Diagnostic Accuracy of an Algorithm for Discriminating Presumed Solid and Gaseous Microembolic Signals During Transcranial Doppler Examinations

The aim of the work described here was to assess the diagnostic accuracy of a new algorithm (SGA-a) for time-domain analysis of transcranial Doppler audio signals to discriminate presumed solid and gaseous microembolic signals and artifacts (SGAs). SGA-a was validated by human experts in an artifact cohort of 20 patients subjected to a 1-h transcranial Doppler exam before cardiac surgery (cohort 1). Emboli were validated in a cohort of 10 patients after aortic valve replacement in a 4-h monitoring period (cohort 2).

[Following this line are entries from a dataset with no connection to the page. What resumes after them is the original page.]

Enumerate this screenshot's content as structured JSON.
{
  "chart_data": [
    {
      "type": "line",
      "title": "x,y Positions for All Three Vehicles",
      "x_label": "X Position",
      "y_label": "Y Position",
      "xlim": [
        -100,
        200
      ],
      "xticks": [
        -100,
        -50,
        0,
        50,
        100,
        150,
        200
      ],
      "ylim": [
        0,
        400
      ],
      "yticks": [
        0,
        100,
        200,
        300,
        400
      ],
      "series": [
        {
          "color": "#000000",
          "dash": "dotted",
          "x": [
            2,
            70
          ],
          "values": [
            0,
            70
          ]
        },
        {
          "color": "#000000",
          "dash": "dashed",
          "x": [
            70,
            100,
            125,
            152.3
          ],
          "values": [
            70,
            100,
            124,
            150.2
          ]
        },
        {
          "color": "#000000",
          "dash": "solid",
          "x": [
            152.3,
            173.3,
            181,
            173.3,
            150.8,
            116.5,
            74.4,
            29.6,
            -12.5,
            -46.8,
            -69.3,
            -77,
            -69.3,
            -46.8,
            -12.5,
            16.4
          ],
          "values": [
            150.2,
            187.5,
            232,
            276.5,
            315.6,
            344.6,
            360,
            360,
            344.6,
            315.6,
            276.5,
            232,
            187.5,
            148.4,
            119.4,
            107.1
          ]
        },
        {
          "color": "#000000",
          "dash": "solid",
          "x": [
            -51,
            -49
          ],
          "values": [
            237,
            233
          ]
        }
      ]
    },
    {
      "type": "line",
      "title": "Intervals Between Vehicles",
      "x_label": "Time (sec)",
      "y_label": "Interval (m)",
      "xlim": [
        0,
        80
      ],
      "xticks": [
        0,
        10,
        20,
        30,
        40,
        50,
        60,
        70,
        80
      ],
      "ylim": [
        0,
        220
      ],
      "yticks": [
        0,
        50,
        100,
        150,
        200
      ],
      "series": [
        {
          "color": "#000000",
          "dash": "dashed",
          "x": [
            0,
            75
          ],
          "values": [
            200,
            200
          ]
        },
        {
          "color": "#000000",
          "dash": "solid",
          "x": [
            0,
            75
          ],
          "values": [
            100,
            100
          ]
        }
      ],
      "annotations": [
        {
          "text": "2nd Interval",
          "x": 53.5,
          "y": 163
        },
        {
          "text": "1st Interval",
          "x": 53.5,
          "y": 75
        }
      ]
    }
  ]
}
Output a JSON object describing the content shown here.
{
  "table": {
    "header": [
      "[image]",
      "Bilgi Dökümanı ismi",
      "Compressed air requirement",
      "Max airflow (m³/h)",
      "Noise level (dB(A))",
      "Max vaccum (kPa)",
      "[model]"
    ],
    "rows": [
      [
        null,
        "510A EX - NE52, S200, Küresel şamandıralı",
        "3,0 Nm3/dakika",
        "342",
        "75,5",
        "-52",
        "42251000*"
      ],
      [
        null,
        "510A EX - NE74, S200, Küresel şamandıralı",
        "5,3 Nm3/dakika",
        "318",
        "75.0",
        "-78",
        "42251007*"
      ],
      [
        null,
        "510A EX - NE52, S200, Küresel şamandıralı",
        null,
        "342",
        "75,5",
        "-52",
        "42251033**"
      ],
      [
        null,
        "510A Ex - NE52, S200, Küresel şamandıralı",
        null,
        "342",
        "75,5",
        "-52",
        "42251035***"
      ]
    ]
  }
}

The SGA misclassification rate was estimated by testing SGA-a on artifact-free test files of solid and gaseous emboli. In cohort 1 (n = 24,429), artifacts were classified with an accuracy of 94.5%. In cohort 2 (n = 12,328), the accuracy in discriminating solid/gaseous emboli from artifacts was 85.6%. The 95% limits of agreement for, respectively, the numbers of presumed solids and gaseous emboli, artifacts and microembolic signals of undetermined origin were [−10, 10], [−14, 7] and [−9, 16], and the intra-class correction coefficients were 0.99, 0.99 and 0.99, respectively. The rate of misclassification of solid test files was 2%, and the rate of misclassification of gaseous test files was 12%. SGA-a can detect presumed solid and gaseous microembolic signals and differentiate them from artifacts. SGA-a could be of value when both solid and gaseous emboli may jeopardize brain function such as seen during cardiac valve and/or aortic arch replacement procedures.